- Born: January 28, 1916 New York City, New York, U.S.
- Died: October 3, 2018 (aged 102) New York City, New York, U.S.
- Occupation: Tap dancer

= Ludie Jones =

American dancer (1916–2018)

Ludie Olivia Jones (January 28, 1916 – October 3, 2018) was an American dancer. Jones was part of the Harlem Renaissance and started tap dancing at an early age. She had an early career that spanned the 1930s to the 1950s and was revived in the 1980s. Jones continued to dance and teach tap dance well into her later years.

== Biography ==
Ludie Olivia Jones was born in New York City on January 28, 1916, and was one of five siblings. Jones started dancing when she was three, after being introduced to the Charleston and the Time Step by a family friend. Soon after, her mother signed her up to take dance lessons and when Jones was eleven, she was teaching tap dance at Emma Kemp's studio.

Jones became a part of the chorus of Lew Leslie's Blackbirds of 1934 and went on to dance in London. When she completed her tour she formed a dance team with Peggy Wharton and Marion Worthy Warner called the Lang Sisters.
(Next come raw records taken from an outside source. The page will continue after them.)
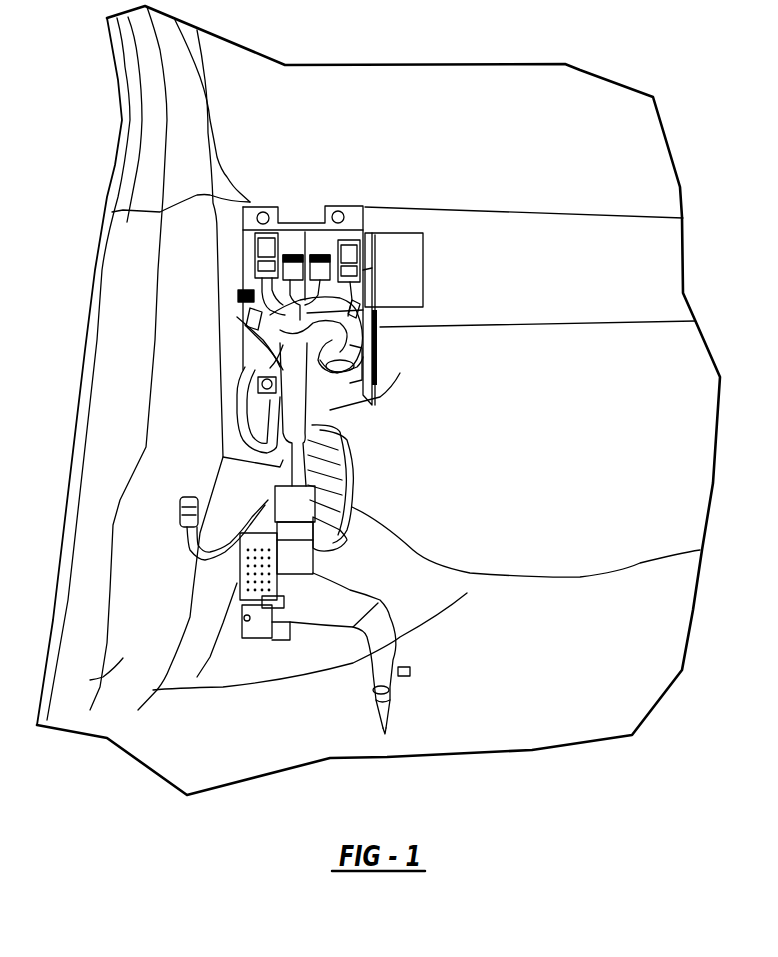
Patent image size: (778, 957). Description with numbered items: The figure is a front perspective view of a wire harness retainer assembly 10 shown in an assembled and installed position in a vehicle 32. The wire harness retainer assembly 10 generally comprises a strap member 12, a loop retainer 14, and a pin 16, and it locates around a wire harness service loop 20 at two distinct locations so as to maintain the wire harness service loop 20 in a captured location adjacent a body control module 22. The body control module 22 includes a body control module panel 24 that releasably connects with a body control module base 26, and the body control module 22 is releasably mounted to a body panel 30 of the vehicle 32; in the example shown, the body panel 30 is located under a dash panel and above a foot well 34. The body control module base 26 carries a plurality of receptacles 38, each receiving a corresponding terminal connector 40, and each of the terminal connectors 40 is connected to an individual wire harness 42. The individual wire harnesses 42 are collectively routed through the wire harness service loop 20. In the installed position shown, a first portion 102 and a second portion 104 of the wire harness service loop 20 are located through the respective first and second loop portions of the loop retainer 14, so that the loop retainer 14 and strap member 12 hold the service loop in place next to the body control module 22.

The wire harness retainer assembly 10 is at (392, 387).
The strap member 12 is at (243, 279).
The loop retainer 14 is at (352, 380).
The pin 16 is at (245, 295).
The wire harness service loop 20 is at (350, 337).
The body control module 22 is at (378, 196).
The body control module panel 24 is at (318, 237).
The body control module base 26 is at (373, 257).
The body panel 30 is at (233, 222).
The vehicle 32 is at (560, 102).
The foot well 34 is at (554, 702).
The receptacles 38 is at (253, 204).
The terminal connectors 40 is at (287, 250).
The individual wire harnesses 42 is at (254, 312).
The first portion of the wire harness service loop 102 is at (350, 357).
The second portion of the wire harness service loop 104 is at (297, 370).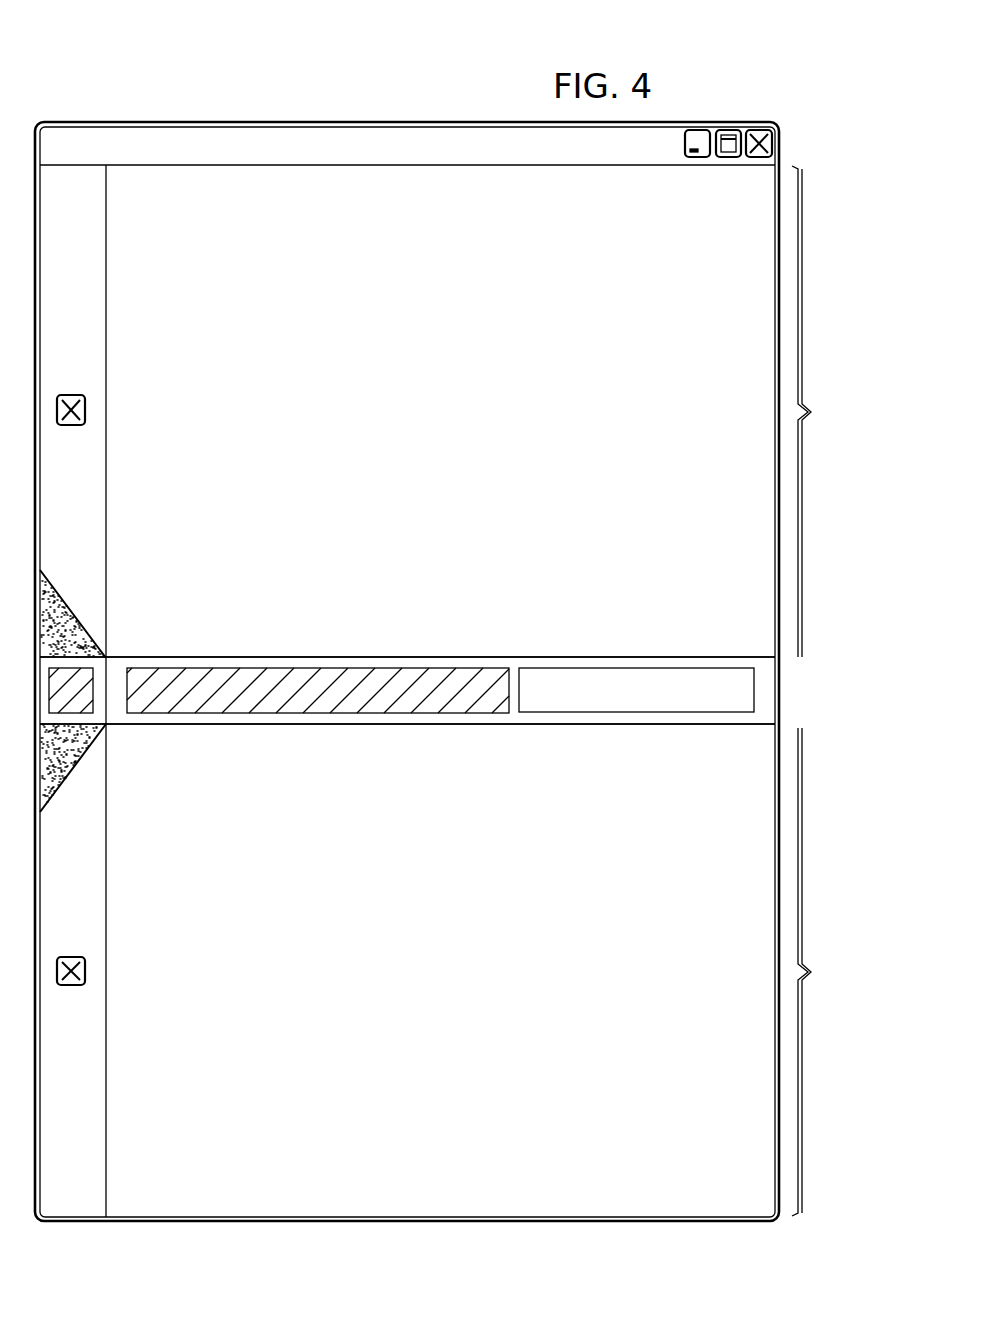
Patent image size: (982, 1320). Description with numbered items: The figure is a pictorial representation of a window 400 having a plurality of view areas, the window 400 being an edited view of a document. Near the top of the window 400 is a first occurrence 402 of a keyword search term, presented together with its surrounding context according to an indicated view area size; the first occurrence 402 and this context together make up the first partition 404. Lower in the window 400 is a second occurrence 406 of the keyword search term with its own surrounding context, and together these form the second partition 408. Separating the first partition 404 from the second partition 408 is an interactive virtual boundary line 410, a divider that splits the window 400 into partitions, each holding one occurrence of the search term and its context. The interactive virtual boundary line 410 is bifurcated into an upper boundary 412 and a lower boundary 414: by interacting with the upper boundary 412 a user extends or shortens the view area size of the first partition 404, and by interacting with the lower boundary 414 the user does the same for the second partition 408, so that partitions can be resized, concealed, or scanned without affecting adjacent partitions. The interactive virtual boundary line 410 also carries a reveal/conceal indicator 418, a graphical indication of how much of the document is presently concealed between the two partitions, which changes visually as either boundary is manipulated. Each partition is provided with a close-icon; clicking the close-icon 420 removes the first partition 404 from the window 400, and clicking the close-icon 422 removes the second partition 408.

The window 400 is at (280, 96).
The first occurrence 402 is at (428, 398).
The first partition 404 is at (855, 411).
The second occurrence 406 is at (430, 986).
The second partition 408 is at (855, 972).
The interactive virtual boundary line 410 is at (195, 798).
The upper boundary 412 is at (643, 656).
The lower boundary 414 is at (643, 725).
The reveal/conceal indicator 418 is at (410, 667).
The close-icon 420 is at (85, 409).
The close-icon 422 is at (85, 970).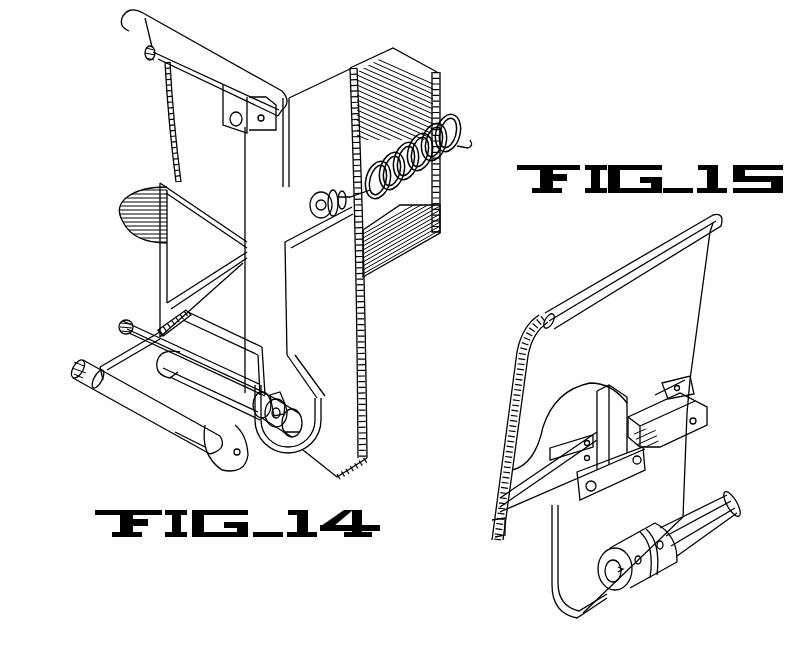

The Lang Sisters danced in venues with Fats Waller, Louis Armstrong and Louie Russell. In 1941, she formed another group called The Three Poms with Sylvia Warner and Geraldine Ball. This group was an opening act for Cab Calloway's Band and featured different styles of dance with Jones performing as a rhythm dancer. The group was also featured on Broadway in Ethel Waters' "One Meatball". The Three Poms stayed together until the 1950s and also performed United Service Organizations shows across the globe.

In 1955, Jones began to work as a telephone operator for the New York Telephone Company, after having trouble finding tap dancing jobs. She stayed at the company until 1978, when she retired. In 1982, she started a dance group called the Swinging Seniors, which toured nursing homes and senior centers. It was later known as the Tapping Seniors.

In 1984, Jones was featured in "Shades of Harlem," which played at the Village Gate. The Paducah Sun wrote that "A special feature of the show is the tap dancing of Ludie Jones, a Harlem Renaissance lady from the original Cotton Club. She continues to stun audiences with her vigorous tap routines." She toured internationally with "Shades of Harlem". The New York Times noted her performance in "Shades of Harlem" and wrote "Clearly this is a tap dancer who enjoys being back in the spotlight with her solo 'Perdido.'"

Jones continued to teach tap-dancing into her nineties. The St. Louis Tap Festival honored Jones in 2008. In 2016, she was inducted into the International Tap Dance Hall of Fame.

Jones died on October 3, 2018, in New York, aged 102. According to cultural and dance historian, Delilah Jackson, Jones was considered "one of the greatest tap dancers in Harlem" and was essential in preserving that style of dance.